Иногда туман редел, и тогда светлело от снега, что еще лежал меж деревьями и на обочине. Там, где он уже растаял на склонах, голубым, лиловым и желтым улыбались какие-то цветы,…и тут же снова все окутывала вязкая муть.

  Наконец, дорога раздалась, (змея успокоилась и улеглась), смутно мелькнули слева один за другим три дома…еще поворот, еще один, последний…-  и возникла улица.

 - Приехали, - явно волнуясь, проговорил Леня. – Езжай прямо…еще дальше…плохо видно… вон, у того желтого домика паркуйся. Это контора Эжена.

 - Эжен кто - парикмахер? – спросил он.

 - Почему – парикмахер? Квартирный маклер…

 - О! И тут продают-покупают?

 - А ты что думал?

 - Я думал – наследуют дом старой тетушки, топят по выходным брикетами ее древнюю чугунную печку, ходят к воскресной мессе…

 - Говорю тебе, дурак, – это модный курорт, здесь хорошая лыжня, дорогое жилье и…

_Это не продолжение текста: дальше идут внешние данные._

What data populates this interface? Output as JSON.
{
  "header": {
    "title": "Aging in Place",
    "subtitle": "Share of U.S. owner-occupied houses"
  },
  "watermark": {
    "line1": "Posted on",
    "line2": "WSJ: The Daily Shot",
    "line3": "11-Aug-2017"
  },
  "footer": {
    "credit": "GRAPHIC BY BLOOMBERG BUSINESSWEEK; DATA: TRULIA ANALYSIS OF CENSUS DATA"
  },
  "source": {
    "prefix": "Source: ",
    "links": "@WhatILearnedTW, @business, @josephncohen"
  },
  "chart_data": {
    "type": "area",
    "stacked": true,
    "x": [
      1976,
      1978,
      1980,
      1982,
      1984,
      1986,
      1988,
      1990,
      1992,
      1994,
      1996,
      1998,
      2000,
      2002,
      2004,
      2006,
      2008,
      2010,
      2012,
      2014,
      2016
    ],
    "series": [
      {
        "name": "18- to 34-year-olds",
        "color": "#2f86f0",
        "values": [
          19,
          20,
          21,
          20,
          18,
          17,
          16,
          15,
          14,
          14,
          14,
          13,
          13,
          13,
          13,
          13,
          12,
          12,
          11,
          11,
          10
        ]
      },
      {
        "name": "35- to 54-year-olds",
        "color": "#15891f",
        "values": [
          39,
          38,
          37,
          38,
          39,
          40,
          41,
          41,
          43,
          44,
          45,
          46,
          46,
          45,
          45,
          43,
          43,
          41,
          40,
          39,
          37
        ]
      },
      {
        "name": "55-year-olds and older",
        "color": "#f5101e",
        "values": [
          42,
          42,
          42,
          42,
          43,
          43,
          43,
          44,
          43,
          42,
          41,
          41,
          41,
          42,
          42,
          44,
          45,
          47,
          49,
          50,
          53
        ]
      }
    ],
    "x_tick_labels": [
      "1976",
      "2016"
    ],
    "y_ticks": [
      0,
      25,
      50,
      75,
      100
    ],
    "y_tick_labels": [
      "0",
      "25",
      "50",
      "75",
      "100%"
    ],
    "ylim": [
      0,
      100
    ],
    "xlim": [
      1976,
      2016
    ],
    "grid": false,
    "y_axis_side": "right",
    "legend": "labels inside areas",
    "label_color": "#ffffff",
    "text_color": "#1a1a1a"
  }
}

 - Не кипятись, Леонид Семеныч…

  Сверху на крыши домов валились дымные валуны, как будто на соседней вершине выкипала пена из-под крышки гигантского бака; такая же пена поднималась снизу из ущелья. Клочковатые потоки встречались, ворочались – как борцы сумо - в безмолвной рукопашной, распадались и уносились прочь. В какую-то минуту прояснилось совсем, будто очередная облачная лавина застряла в пути, зацепившись охвостьями за пики высоких елей.

 - Э, да тут прелестно!

  По сути дела, местечко Сан-Серг представляло собой одну центральную покатую улицу, она же была и дорогой, что вела дальше вверх в горы, - в сторону Франции.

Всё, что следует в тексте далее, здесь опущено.